Getting Upstands Right In Alcove

Thanks for all the advice. I think I will cut a section of the backerboard so that the tray can be suitably recessed. However, is it ok that the back and left side of the tray will be butted-up against the stud work?

I suppose any water that gets through the tiles/grout should just run down the front of the backer board and onto the the upstand, so in theory it shouldn't matter if there is no waterproof/resistant material behind the sides of the tray.

Where the board meets the lip of the upstand, would it be a good idea to put a bead of Silicon along the joint, just in case water tries to find its way in between?

Dan - good point on the right hand wall. As you say, if the board needs to be flush with the inner edge of the upstand then I should be able to batten or stick the board without too much trouble.
 
Does that not defeat the point of using water resistant backerboard? If having to tank, I may have well used plasterboard - does it depend on what you are recessing into when determining if tanking is required?

I want to do a proper job but dont want to fork out for tanking kit when it will only be used for a strip of about 2 inches!
 
I was just thinking of that lip. When you tank it becomes part of the shower tray.

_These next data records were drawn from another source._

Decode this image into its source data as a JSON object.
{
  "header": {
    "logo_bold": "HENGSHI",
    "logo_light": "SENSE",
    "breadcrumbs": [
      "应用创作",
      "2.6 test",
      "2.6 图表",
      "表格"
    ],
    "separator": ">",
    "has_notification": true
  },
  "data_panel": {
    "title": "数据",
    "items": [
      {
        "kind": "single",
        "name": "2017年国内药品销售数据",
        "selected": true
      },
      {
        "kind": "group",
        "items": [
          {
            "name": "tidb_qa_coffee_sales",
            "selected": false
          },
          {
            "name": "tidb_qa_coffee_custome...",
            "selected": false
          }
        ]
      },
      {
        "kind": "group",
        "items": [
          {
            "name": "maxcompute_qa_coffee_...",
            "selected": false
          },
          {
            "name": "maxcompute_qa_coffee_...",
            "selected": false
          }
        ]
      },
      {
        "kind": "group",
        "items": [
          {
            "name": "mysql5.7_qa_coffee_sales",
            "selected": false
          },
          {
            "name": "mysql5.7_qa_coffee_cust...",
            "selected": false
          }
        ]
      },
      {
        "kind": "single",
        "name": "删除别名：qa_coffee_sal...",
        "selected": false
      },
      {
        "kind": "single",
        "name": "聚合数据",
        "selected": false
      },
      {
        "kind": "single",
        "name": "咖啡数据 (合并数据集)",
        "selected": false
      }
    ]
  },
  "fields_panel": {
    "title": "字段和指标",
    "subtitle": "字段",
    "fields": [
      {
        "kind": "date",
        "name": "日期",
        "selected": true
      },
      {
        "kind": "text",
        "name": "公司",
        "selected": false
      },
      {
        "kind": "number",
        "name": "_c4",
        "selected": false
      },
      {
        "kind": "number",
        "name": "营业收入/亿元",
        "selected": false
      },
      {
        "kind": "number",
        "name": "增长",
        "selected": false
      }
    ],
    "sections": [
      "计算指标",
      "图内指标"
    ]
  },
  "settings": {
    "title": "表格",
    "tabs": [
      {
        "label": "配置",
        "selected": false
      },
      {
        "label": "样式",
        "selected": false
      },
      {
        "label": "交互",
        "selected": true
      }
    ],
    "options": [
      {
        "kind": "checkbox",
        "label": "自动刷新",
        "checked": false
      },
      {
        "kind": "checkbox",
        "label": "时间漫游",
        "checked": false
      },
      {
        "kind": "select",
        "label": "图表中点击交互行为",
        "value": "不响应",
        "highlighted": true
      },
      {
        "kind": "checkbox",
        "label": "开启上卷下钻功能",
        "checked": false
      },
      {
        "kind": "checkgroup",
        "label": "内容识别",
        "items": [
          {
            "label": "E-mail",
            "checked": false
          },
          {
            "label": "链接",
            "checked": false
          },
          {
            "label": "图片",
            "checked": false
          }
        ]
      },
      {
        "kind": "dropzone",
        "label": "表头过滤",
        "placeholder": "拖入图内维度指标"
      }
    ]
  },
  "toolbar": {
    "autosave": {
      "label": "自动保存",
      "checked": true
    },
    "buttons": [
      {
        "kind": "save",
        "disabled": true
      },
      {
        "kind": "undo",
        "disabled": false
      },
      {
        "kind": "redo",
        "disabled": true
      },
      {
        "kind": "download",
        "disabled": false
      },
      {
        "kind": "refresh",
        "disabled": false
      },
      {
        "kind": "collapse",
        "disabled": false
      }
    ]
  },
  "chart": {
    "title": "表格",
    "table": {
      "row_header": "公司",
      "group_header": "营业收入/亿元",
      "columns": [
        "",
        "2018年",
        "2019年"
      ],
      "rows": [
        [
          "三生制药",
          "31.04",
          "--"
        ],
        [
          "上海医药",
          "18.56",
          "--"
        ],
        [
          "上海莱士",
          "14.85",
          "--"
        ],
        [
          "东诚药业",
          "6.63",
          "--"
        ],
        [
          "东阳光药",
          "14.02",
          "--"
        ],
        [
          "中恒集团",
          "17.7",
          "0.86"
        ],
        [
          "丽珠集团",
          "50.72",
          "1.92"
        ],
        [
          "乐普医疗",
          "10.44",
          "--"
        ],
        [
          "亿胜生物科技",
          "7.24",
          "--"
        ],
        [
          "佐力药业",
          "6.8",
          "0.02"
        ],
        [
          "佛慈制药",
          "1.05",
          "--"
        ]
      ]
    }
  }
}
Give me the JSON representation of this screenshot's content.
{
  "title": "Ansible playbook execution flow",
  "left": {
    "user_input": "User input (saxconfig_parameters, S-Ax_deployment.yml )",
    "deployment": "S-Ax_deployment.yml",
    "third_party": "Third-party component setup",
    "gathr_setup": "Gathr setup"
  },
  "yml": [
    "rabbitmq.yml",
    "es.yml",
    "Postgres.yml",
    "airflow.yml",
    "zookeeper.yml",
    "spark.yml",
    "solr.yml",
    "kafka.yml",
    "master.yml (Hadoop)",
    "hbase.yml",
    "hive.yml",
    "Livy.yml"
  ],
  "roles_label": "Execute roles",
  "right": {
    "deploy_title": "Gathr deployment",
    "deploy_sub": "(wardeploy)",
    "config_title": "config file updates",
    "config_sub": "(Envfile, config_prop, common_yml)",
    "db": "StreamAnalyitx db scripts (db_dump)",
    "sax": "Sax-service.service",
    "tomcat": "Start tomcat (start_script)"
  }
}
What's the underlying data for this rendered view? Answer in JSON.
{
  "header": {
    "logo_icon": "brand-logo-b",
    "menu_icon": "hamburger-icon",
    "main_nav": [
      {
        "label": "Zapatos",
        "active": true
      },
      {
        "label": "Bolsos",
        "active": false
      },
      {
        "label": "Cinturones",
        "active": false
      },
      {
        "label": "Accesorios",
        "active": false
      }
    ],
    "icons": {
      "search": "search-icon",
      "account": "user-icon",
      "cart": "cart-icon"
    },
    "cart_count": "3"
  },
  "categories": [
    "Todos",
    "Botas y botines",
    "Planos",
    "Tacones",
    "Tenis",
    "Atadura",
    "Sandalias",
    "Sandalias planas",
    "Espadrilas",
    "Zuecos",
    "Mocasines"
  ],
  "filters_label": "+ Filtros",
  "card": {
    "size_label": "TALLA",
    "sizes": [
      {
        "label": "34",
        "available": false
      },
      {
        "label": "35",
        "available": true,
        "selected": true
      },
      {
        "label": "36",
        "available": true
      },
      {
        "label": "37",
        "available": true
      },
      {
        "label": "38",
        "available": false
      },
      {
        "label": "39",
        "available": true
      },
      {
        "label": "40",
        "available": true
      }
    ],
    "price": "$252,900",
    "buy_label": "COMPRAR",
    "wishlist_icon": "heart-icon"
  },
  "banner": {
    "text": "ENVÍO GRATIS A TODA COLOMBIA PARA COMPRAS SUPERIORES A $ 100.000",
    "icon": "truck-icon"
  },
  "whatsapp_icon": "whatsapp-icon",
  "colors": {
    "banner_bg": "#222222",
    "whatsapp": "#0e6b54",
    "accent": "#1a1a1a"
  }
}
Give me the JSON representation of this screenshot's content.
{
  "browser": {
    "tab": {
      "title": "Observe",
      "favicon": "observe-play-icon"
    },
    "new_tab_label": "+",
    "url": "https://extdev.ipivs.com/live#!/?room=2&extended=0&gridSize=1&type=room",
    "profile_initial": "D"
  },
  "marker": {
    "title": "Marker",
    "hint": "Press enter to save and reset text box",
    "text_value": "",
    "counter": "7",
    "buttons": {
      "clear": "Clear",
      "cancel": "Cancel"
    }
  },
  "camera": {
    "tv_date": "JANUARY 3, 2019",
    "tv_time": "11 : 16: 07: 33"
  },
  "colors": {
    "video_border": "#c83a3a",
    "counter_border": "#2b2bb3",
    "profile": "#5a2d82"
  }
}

That said I've just found a thread that says not to tank it. It affects adhesion.

Have a look at the recent threads. They've just been replied to. Specifically the last couple of posts in the 'hardibacker - any questions?' Thread.
 
Thanks again for all the replies.

As you can see from the photograph below, I've cut away a slim section of the backerboard to allow the tray to be recessed into the rear and left sections of the backerboard.

Before i fix the tray in place and attempt to sort the solid wall on the right, does the upstand need to be flush with the outside edge of the backerboard? As it is, the edge of the board overhangs the upstand by ca.3-4mm, which would cause a void behind the tiles.

I can bring the tray out a bit so that it would be flush, but this would require me to build out the studs with a thin piece of wood which is just added hassle.

Also, what is the best way to fix the tray? Getting to the rear and central legs are a no no, and even driving a screw into the front legs looks very tricky.
Many thanks
IMG_0451.JPG
 
It shouldn't matter that its set into the wall further than the board, the tile will be stuck to both surfaces, when you put your adhesive on (either wall or back-buttering) make sure you bring it flush then.
As for fixing, I presume the legs will be solid etc, fairly sure a plumber / installer would smear a tube of Silicon over all sides that make contact and push it firmly into place. Once sealant goes off, its deffo in there.
Other option if legs have screw holes - I've got a nifty 90 degree screw-driving attachment for my driver which would be perfect?